According to a forecast, the purchasing power of people in Germany could increase significantly more this year than in 2025. On average, it is 31,193 euros per capita and is therefore 5 percent or 1,466 euros higher, said market researcher NIQ. The sum is therefore available to consumers for consumer spending, housing, leisure and savings.
After moderate increases in recent years, purchasing power is noticeably increasing again “because disposable incomes are increasing significantly,” says Markus Frank, geomarketing expert at NIQ. The reason for this is rising net wages and collective wages as well as the increase in the minimum wage. However, the real development of purchasing power is being slowed down by moderate inflation and uncertainties in customs policy.
Bayern in front, Berlin below the cut
There are still major regional differences in Germany. According to the study, people in Bavaria have 33,666 euros per capita per year, around 8 percent more than the national average. Second and third places are still occupied by Hamburg (33,019 euros) and Baden-Württemberg (32,813). Bremen remains at the bottom with a purchasing power of 27,172 euros per capita.
When it comes to districts, Starnberg (42,751 euros) and Munich (41,355) are ahead, as in the previous year. In terms of purchasing power, both regions are around a third above average. The ranking of urban districts with more than 500,000 inhabitants leads Munich (40,800 euros) ahead of Düsseldorf (35,715). At 30,178 euros, Berlin comes in at a good three percent less than the national average.
Inflation is a decisive factor
The values calculated by NIQ are nominal and do not take inflation into account. How much of the increase actually reaches people depends on how consumer prices develop. According to the Ifo Institute, the inflation rate this year is likely to be 2.2 percent – and therefore at the same level as in 2025. According to NIQ, the increase in purchasing power last year was 2.1 percent and could therefore not fully compensate for the price increases.

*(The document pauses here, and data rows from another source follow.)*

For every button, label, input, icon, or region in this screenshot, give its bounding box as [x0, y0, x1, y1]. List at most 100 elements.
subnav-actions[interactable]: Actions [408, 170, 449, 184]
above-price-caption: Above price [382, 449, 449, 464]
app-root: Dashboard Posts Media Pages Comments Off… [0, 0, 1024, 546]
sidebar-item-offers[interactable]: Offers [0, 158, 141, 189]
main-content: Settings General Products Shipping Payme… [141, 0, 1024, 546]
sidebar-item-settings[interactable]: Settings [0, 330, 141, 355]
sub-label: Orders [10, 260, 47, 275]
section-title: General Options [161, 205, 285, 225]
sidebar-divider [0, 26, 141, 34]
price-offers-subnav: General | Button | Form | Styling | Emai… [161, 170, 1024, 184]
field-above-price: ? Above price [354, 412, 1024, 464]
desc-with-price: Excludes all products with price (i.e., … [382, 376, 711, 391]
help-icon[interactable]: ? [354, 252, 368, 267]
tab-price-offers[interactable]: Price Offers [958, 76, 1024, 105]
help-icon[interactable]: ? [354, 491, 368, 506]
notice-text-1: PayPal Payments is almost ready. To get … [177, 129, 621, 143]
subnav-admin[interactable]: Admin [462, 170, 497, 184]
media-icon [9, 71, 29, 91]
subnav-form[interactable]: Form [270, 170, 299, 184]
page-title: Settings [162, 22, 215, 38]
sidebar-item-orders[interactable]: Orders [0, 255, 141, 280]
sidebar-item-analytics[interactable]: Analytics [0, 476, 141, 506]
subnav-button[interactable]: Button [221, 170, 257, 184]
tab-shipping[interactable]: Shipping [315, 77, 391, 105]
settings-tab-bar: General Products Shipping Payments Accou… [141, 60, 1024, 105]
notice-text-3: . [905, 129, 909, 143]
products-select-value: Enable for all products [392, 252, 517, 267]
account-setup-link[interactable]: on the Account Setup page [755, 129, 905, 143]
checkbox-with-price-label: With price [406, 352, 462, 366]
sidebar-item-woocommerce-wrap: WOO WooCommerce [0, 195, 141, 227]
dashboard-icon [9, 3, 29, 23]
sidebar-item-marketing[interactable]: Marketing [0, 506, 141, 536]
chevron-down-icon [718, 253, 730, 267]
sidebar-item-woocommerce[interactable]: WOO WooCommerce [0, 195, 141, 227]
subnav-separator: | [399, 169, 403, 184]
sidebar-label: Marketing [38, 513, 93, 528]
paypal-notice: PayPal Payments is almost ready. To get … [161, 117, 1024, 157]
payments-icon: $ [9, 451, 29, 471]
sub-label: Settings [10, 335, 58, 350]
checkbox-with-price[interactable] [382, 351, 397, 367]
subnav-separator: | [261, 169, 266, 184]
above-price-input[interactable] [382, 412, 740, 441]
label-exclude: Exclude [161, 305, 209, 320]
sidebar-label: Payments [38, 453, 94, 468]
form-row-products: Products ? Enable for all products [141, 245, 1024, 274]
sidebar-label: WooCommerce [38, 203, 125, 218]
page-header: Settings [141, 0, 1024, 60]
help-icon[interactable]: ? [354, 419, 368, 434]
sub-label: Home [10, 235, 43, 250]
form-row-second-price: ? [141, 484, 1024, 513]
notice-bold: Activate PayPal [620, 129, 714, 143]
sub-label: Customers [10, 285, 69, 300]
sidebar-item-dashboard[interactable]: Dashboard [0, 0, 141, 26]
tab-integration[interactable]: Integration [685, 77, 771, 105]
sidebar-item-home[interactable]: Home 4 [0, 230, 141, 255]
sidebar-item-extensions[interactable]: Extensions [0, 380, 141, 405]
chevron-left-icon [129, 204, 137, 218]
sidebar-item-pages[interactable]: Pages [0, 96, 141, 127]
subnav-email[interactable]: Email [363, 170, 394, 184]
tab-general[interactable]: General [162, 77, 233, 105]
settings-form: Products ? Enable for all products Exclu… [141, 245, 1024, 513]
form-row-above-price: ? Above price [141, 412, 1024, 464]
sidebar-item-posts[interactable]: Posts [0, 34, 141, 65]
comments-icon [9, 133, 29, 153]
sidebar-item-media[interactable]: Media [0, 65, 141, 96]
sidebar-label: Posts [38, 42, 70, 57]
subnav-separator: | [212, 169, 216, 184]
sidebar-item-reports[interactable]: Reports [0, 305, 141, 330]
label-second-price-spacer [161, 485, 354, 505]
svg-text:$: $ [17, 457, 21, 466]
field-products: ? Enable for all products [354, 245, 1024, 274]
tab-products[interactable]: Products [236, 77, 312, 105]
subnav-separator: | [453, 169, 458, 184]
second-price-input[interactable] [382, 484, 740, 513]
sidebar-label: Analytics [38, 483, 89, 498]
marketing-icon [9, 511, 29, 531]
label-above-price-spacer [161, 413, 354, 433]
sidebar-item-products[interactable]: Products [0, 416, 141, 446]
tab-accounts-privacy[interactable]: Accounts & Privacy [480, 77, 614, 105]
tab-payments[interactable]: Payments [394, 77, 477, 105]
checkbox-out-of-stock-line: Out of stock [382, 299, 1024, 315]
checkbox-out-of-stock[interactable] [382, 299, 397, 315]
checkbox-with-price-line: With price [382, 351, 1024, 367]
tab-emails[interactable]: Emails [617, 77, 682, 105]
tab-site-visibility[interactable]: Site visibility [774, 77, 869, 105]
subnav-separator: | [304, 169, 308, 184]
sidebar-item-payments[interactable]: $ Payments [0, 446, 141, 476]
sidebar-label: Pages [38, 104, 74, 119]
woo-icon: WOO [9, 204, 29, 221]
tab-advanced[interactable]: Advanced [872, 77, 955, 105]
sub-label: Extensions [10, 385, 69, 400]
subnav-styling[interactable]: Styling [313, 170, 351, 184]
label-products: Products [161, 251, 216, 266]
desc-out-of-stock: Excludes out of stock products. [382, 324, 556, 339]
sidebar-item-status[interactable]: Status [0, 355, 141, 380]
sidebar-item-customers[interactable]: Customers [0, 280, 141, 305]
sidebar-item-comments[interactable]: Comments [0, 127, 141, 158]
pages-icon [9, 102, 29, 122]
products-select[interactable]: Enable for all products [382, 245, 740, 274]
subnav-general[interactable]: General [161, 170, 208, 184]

The market researchers’ evaluation includes the available net income including state transfer payments such as pensions, unemployment benefits and child benefits. Expenses for living costs, insurance, rent and additional costs such as gas or electricity as well as clothing are not taken into account. If these expenses increase more rapidly, an increase in purchasing power does not necessarily mean that people have more money left for consumption.
The calculations are based, among other things, on wage and income tax statistics, data on state benefits and forecasts from economic institutes.